Use Cases and Failover Scenarios

This section provides information on the use cases and failover scenarios for high availability (HA) in the Hive metastore.

Use Cases

The metastore HA solution is designed to handle metastore service failures. Whenever a deployed metastore service goes down, metastore service can remain unavailable for a considerable time until service is brought back up. To avoid such outages, deploy the metastore service in HA mode.

Deployment Scenarios

Hortonworks recommends deploying the metastore service on multiple boxes concurrently. Each Hive metastore client will read the configuration property hive.metastore.uris to get a list of metastore servers with which it can try to communicate.

<property>
 <name> hive.metastore.uris </name>
 <value> thrift://$Hive_Metastore_Server_Host_Machine_FQDN </value>
 <description> A comma separated list of metastore uris on which metastore service is running </description>
</property>

Note that the relational database that backs the Hive metastore itself should also be made highly available using the best practices defined for the database system in use.

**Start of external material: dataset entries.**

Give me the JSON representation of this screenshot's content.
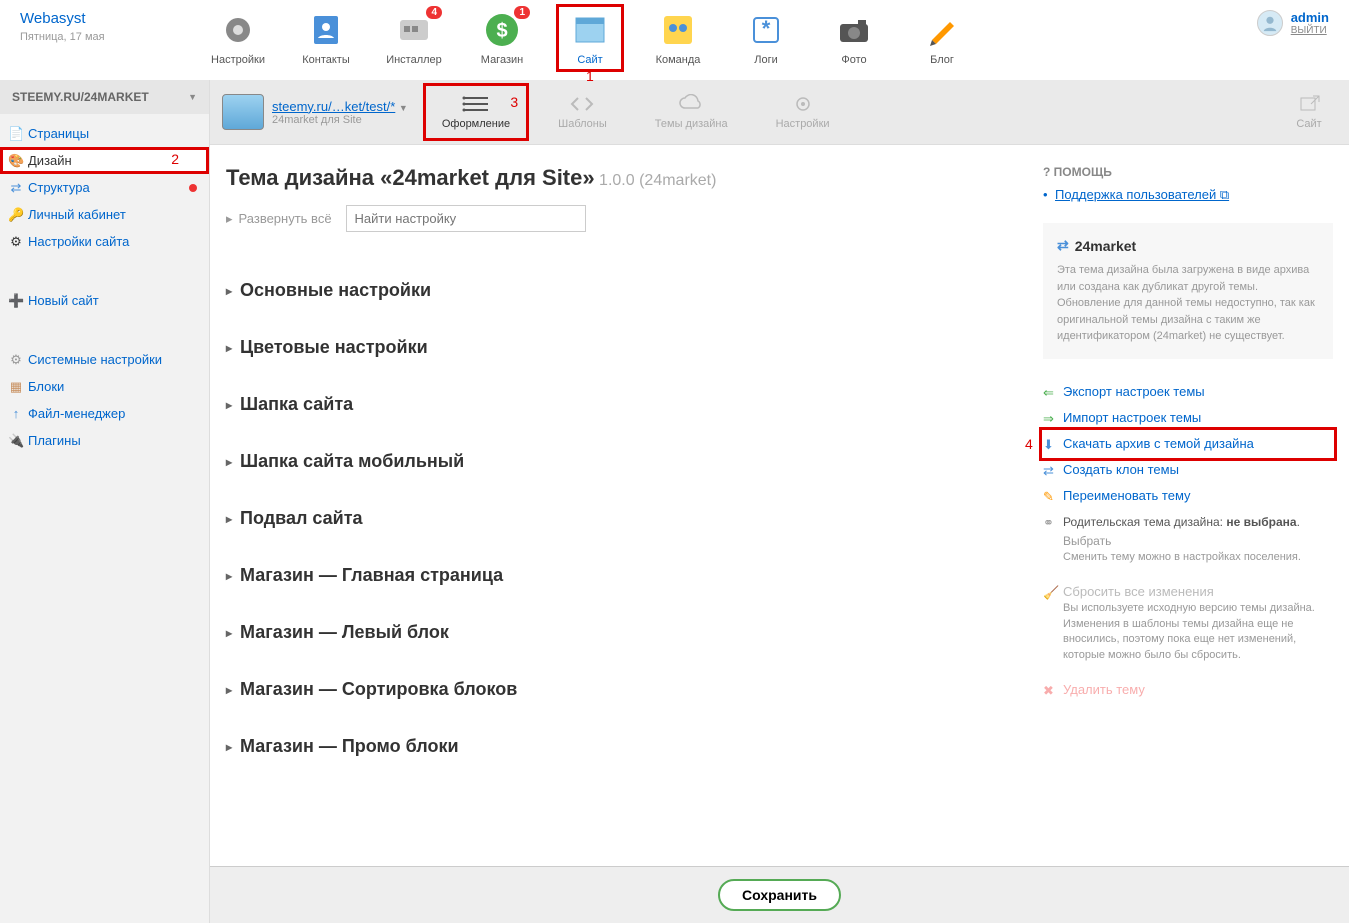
{
  "brand": {
    "name": "Webasyst",
    "date": "Пятница, 17 мая"
  },
  "user": {
    "name": "admin",
    "logout": "ВЫЙТИ"
  },
  "apps": [
    {
      "label": "Настройки",
      "badge": null
    },
    {
      "label": "Контакты",
      "badge": null
    },
    {
      "label": "Инсталлер",
      "badge": "4"
    },
    {
      "label": "Магазин",
      "badge": "1"
    },
    {
      "label": "Сайт",
      "badge": null,
      "selected": true,
      "mark": "1"
    },
    {
      "label": "Команда",
      "badge": null
    },
    {
      "label": "Логи",
      "badge": null
    },
    {
      "label": "Фото",
      "badge": null
    },
    {
      "label": "Блог",
      "badge": null
    }
  ],
  "sidebar": {
    "title": "STEEMY.RU/24MARKET",
    "nav1": [
      {
        "label": "Страницы",
        "icon": "📄"
      },
      {
        "label": "Дизайн",
        "icon": "🎨",
        "active": true,
        "mark": "2"
      },
      {
        "label": "Структура",
        "icon": "🔀",
        "badge": true
      },
      {
        "label": "Личный кабинет",
        "icon": "🔑"
      },
      {
        "label": "Настройки сайта",
        "icon": "⚙"
      }
    ],
    "new_site": "Новый сайт",
    "nav2": [
      {
        "label": "Системные настройки",
        "icon": "⚙"
      },
      {
        "label": "Блоки",
        "icon": "▦"
      },
      {
        "label": "Файл-менеджер",
        "icon": "↑"
      },
      {
        "label": "Плагины",
        "icon": "🔌"
      }
    ]
  },
  "toolbar": {
    "breadcrumb": "steemy.ru/…ket/test/*",
    "breadcrumb_sub": "24market для Site",
    "items": [
      {
        "label": "Оформление",
        "active": true,
        "mark": "3"
      },
      {
        "label": "Шаблоны"
      },
      {
        "label": "Темы дизайна"
      },
      {
        "label": "Настройки"
      }
    ],
    "site_link": "Сайт"
  },
  "page": {
    "title_prefix": "Тема дизайна «24market для Site»",
    "version": " 1.0.0 (24market)",
    "expand_all": "Развернуть всё",
    "search_placeholder": "Найти настройку"
  },
  "sections": [
    "Основные настройки",
    "Цветовые настройки",
    "Шапка сайта",
    "Шапка сайта мобильный",
    "Подвал сайта",
    "Магазин — Главная страница",
    "Магазин — Левый блок",
    "Магазин — Сортировка блоков",
    "Магазин — Промо блоки"
  ],
  "help": {
    "header": "ПОМОЩЬ",
    "link": "Поддержка пользователей ⧉"
  },
  "info_box": {
    "name": "24market",
    "desc": "Эта тема дизайна была загружена в виде архива или создана как дубликат другой темы. Обновление для данной темы недоступно, так как оригинальной темы дизайна с таким же идентификатором (24market) не существует."
  },
  "actions": {
    "export": "Экспорт настроек темы",
    "import": "Импорт настроек темы",
    "download": "Скачать архив с темой дизайна",
    "download_mark": "4",
    "clone": "Создать клон темы",
    "rename": "Переименовать тему",
    "parent_label": "Родительская тема дизайна:",
    "parent_none": "не выбрана",
    "parent_choose": "Выбрать",
    "parent_hint": "Сменить тему можно в настройках поселения.",
    "reset": "Сбросить все изменения",
    "reset_hint": "Вы используете исходную версию темы дизайна. Изменения в шаблоны темы дизайна еще не вносились, поэтому пока еще нет изменений, которые можно было бы сбросить.",
    "delete": "Удалить тему"
  },
  "save_label": "Сохранить"
}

In the case of a secure cluster, add the following configuration property to the hive-site.xml file for each metastore server:

<property>
 <name> hive.cluster.delegation.token.store.class</name>
 <value>org.apache.hadoop.hive.thrift.ZooKeeperTokenStore</value>
</property>

Failover Scenario

A Hive metastore client always uses the first URI to connect with the metastore server. If the metastore server becomes unreachable, the client randomly picks up a URI from the list and attempts to connect with that.